Larry Ellison slipped down the ranks of the world’s richest people on Thursday, falling to No. 3 as Oracle shares suffered their worst single day decline in nearly a year after the cloud software giant reported quarterly revenue that missed Wall Street expectations.
Key facts
Oracle shares fell 13.1% to about $193.80 as of 10:45 a.m. EST Wednesday, marking the stock’s steepest intraday drop since a 13.7% slide in January.
The selloff followed Oracle’s earnings report showing $16 billion in quarterly revenue, below analysts’ expectations of $16.1 billion, according to FactSet. Software revenue totaled $5.8 billion, missing projections of just over $6 billion.
Despite the shortfall in software sales, Oracle reported strong cloud performance, with second quarter cloud revenue rising 34% year over year to $7.97 billion, slightly above estimates of $7.92 billion.
The company also disclosed $12 billion in capital spending during the quarter, far exceeding Wall Street’s expectation of $8.3 billion.
Forbes valuation
Ellison, Oracle’s chairman who stepped down as CEO in 2014, now ranks as the third richest person in the world after an estimated $35.8 billion was wiped from his fortune, leaving him with a net worth of about $245.2 billion. He had earlier fallen as low as fifth place before rebounding.
Ellison previously held the No. 2 spot, now occupied by Google cofounder Larry Page with an estimated net worth of $260 billion. Ellison ranks ahead of Jeff Bezos at $242.9 billion, Sergey Brin at $238.2 billion and Mark Zuckerberg at $224.6 billion. In September, Ellison came close to overtaking Elon Musk, the world’s richest person with a net worth of $491.3 billion, after Oracle’s stock surge added more than $110 billion to Ellison’s fortune. At its peak, his net worth reached nearly $405 billion, briefly making him the second person ever to surpass the $400 billion mark.
Big number
$80.4 billion. That is how much Oracle’s market value shrank Thursday, falling from $635.5 billion based on Wednesday’s closing price to $555.1 billion. Oracle shares are now down 44% from their all time high of $345.72 reached in September, when the company’s market capitalization peaked at $985.3 billion.
Key background
Oracle shares have struggled in recent weeks as investors increasingly trade against the stock amid broader skepticism surrounding artificial intelligence. In September, Ellison’s firm outlined ambitious cloud infrastructure revenue targets. CEO Safra Catz said Oracle expects cloud revenue to reach $18 billion this fiscal year, nearly double to $32 billion in fiscal 2027, and then climb to $73 billion, $114 billion and $144 billion over the following three years.

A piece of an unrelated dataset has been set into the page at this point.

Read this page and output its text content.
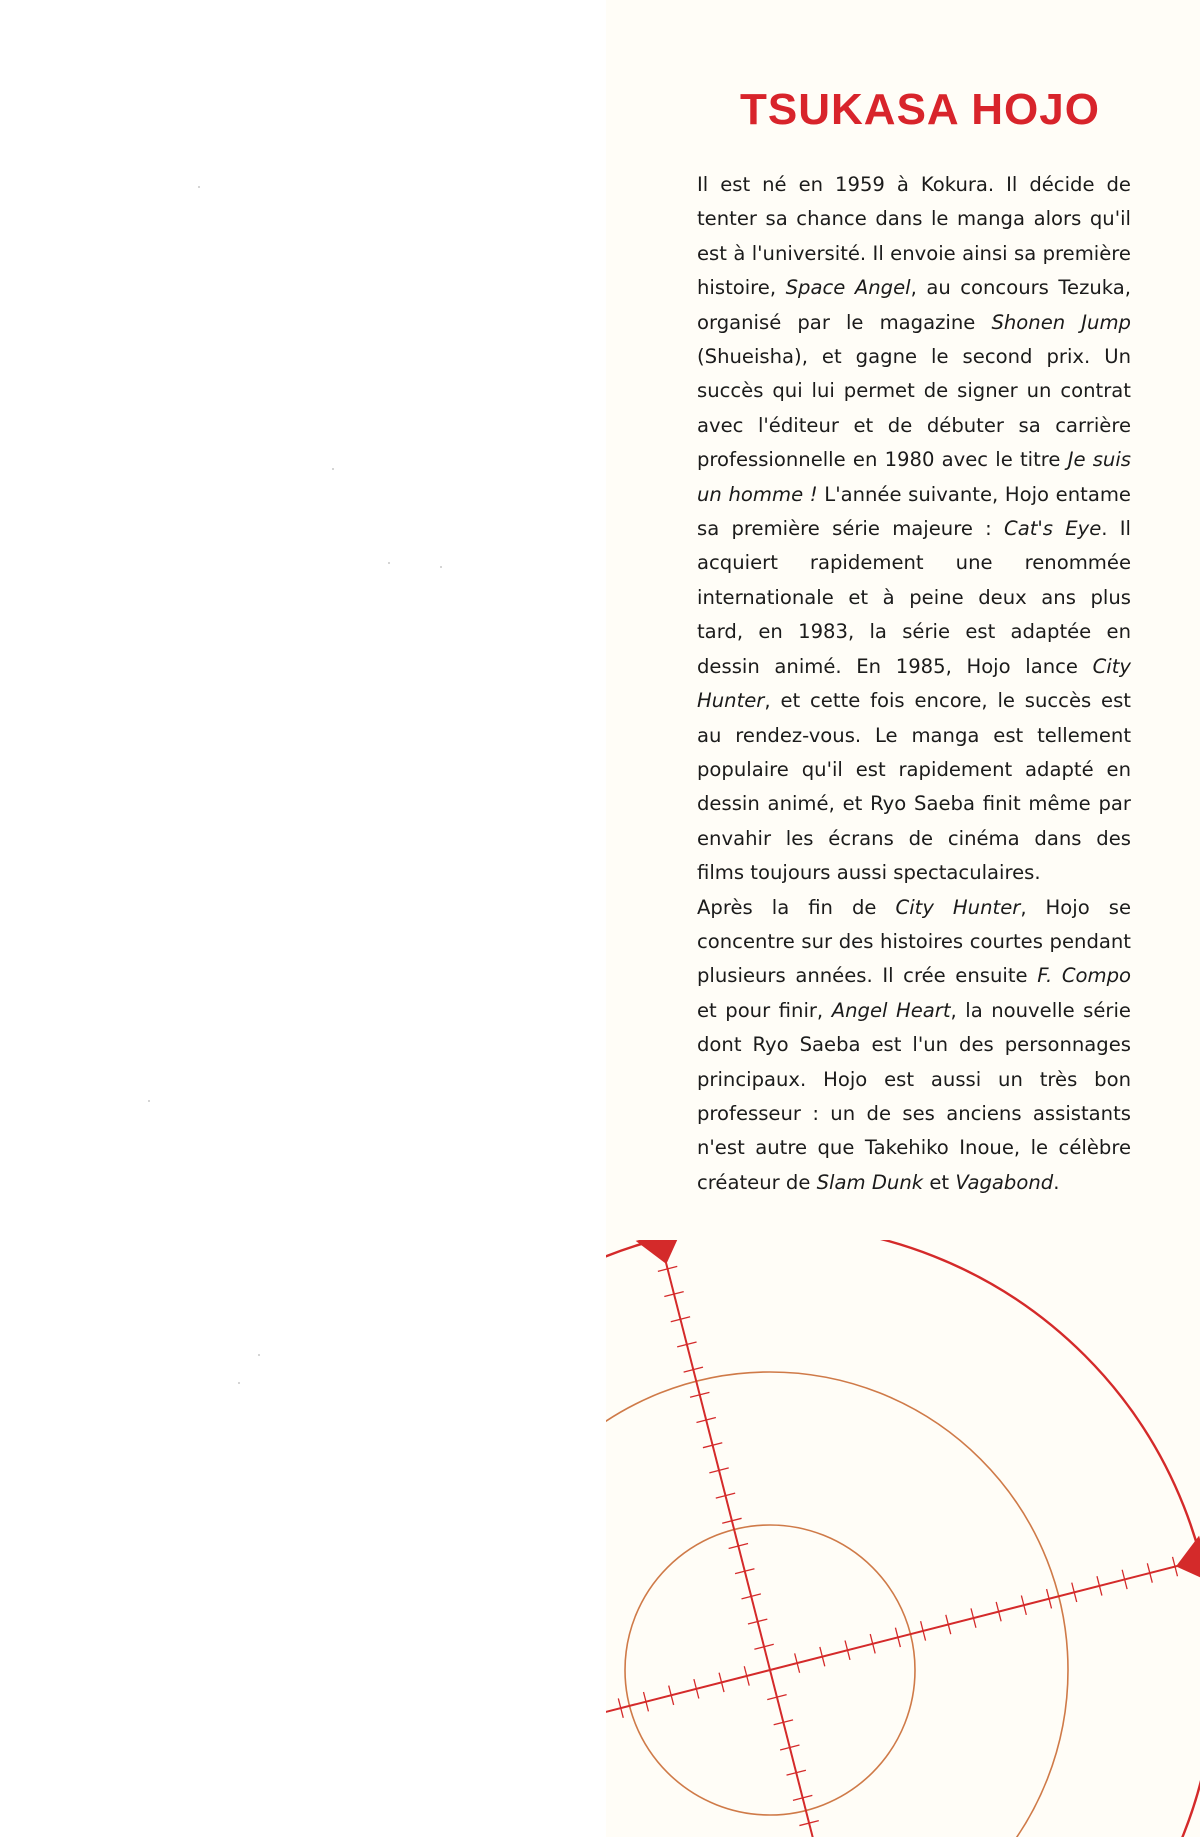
TSUKASA HOJO

Il est né en 1959 à Kokura. Il décide de tenter sa chance dans le manga alors qu'il est à l'université. Il envoie ainsi sa première histoire, Space Angel, au concours Tezuka, organisé par le magazine Shonen Jump (Shueisha), et gagne le second prix. Un succès qui lui permet de signer un contrat avec l'éditeur et de débuter sa carrière professionnelle en 1980 avec le titre Je suis un homme ! L'année suivante, Hojo entame sa première série majeure : Cat's Eye. Il acquiert rapidement une renommée internationale et à peine deux ans plus tard, en 1983, la série est adaptée en dessin animé. En 1985, Hojo lance City Hunter, et cette fois encore, le succès est au rendez-vous. Le manga est tellement populaire qu'il est rapidement adapté en dessin animé, et Ryo Saeba finit même par envahir les écrans de cinéma dans des films toujours aussi spectaculaires.

Après la fin de City Hunter, Hojo se concentre sur des histoires courtes pendant plusieurs années. Il crée ensuite F. Compo et pour finir, Angel Heart, la nouvelle série dont Ryo Saeba est l'un des personnages principaux. Hojo est aussi un très bon professeur : un de ses anciens assistants n'est autre que Takehiko Inoue, le célèbre créateur de Slam Dunk et Vagabond.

Those projections surprised many analysts at the time. A Deutsche Bank analyst described them as evidence of a seismic shift in computing. Since then, however, investor sentiment has shifted, with concerns mounting that AI related stocks may be overvalued. A Bank of America survey released last month found that roughly 45% of traders now view an AI bubble as one of the market’s biggest risks.